Une extension à toit plat est-elle plus fragile qu'une toiture en pente ?

Non, à condition qu'elle soit conçue comme un ouvrage d'étanchéité et pas comme une toiture sans pente. Un toit en pente évacue l'eau par gravité et pardonne les défauts de pose. Un toit plat, lui, retient l'eau quelques minutes ou quelques heures : la moindre faiblesse au niveau d'un relevé, d'une traversée ou d'une soudure devient une infiltration. La fragilité ne vient donc pas du principe, mais de la mise en œuvre. Une membrane posée sur un support correctement pentu, avec un pare-vapeur adapté et des relevés remontés à la hauteur réglementaire, tient plusieurs décennies. Les sinistres que nous rencontrons en rénovation viennent presque toujours des points singuliers, rarement de la partie courante. C'est aussi pourquoi la structure et l'étanchéité gagnent à être portées par la même entreprise, sous une seule garantie décennale.

Faut-il souscrire une assurance dommages-ouvrage pour une extension ?

Oui. L'assurance dommages-ouvrage est obligatoire pour tout maître d'ouvrage qui fait réaliser des travaux de construction, y compris un particulier qui agrandit sa maison. Elle ne couvre pas les mêmes choses que la garantie décennale de l'entreprise : elle sert à préfinancer les réparations relevant de la décennale sans attendre qu'un tribunal désigne un responsable. En pratique, beaucoup de particuliers ne la souscrivent pas, et l'absence n'est sanctionnée qu'en cas de revente dans les dix ans, où elle devient un point de blocage chez le notaire. Elle représente en général quelques pour cent du montant des travaux. De notre côté, nous remettons avec le devis notre attestation de garantie décennale en cours de validité, et nous vous invitons à réclamer le même document à toute entreprise consultée, en vérifiant que l'activité concernée y figure nommément.
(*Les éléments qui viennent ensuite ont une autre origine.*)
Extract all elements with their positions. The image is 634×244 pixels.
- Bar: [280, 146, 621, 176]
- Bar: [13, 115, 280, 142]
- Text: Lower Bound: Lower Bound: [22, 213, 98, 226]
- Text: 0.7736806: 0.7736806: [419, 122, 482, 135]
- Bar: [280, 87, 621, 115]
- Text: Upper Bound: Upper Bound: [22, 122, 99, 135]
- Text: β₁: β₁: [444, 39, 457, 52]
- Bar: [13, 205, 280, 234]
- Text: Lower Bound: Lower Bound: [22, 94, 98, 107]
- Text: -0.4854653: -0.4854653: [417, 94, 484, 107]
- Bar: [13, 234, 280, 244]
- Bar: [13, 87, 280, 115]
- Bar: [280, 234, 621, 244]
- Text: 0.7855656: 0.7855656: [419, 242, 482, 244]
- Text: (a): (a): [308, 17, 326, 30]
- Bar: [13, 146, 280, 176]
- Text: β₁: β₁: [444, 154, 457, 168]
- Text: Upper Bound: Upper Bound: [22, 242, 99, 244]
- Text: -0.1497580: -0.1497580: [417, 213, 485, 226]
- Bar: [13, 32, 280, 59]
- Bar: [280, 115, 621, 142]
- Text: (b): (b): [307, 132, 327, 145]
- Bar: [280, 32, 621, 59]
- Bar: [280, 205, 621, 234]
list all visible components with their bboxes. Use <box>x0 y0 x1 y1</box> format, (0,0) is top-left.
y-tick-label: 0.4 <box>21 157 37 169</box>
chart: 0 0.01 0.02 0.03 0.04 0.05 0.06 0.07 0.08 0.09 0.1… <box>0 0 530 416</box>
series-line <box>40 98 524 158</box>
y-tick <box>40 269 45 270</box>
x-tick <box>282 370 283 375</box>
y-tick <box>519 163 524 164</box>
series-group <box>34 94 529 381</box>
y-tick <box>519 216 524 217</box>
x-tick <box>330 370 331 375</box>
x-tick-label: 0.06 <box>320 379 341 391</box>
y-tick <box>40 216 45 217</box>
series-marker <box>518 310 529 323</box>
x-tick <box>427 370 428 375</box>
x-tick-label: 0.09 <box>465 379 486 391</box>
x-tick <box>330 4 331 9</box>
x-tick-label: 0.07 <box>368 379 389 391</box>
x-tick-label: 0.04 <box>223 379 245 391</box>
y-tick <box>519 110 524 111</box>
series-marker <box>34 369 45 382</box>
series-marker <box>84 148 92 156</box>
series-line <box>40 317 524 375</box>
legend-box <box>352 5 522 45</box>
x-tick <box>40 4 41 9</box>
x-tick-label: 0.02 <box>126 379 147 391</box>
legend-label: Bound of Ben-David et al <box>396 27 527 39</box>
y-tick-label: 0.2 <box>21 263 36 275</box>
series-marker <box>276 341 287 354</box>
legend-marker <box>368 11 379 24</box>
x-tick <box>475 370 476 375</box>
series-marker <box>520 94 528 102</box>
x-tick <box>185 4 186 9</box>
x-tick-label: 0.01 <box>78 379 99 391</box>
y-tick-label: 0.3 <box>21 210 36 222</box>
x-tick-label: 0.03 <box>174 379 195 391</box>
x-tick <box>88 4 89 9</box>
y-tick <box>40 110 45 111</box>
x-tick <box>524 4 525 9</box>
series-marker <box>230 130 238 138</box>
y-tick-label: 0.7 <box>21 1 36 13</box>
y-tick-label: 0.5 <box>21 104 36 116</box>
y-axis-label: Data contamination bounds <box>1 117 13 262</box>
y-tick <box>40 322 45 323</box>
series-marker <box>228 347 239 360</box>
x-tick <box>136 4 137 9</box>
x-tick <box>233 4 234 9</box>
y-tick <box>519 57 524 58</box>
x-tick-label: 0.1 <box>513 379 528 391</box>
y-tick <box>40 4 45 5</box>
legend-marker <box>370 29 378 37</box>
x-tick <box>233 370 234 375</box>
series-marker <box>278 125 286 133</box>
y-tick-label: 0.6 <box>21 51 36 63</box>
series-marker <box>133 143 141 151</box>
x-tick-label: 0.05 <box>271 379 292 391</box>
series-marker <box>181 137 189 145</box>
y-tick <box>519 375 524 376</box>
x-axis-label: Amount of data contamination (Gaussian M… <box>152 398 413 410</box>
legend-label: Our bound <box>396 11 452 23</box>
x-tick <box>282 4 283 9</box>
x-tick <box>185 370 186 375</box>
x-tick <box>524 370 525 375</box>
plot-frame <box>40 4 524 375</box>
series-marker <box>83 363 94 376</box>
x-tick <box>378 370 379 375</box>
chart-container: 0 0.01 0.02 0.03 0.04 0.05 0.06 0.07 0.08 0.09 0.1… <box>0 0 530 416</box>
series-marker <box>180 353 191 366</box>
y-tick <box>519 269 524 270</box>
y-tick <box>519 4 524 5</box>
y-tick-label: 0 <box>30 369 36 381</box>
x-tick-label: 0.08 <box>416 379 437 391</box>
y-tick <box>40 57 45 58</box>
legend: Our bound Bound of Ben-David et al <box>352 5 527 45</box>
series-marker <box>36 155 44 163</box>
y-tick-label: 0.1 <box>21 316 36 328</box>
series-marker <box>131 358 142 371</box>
Ossature bois ou parpaing pour une extension à toit plat ?

L'ossature bois l'emporte dans la grande majorité des projets d'extension, pour trois raisons mesurables. Son poids d'abord : une paroi ossature bois pèse environ quatre fois moins qu'un mur en parpaing, ce qui allège les fondations et rend possible une surélévation sans reprise en sous-œuvre. Le temps de chantier ensuite, car les murs sont fabriqués en atelier puis levés en un à trois jours, contre plusieurs semaines de maçonnerie et de séchage. La performance thermique enfin, l'isolant étant logé dans l'épaisseur de l'ossature, sans doublage intérieur rapporté et sans perte de surface habitable. Le parpaing garde un intérêt quand l'extension doit s'aligner sur un existant en pierre avec des contraintes d'aspect fortes, ou quand le terrain impose de longs murs de soutènement. Sur une extension à toit plat courante de 20 à 40 m², le bois reste le choix le plus rationnel.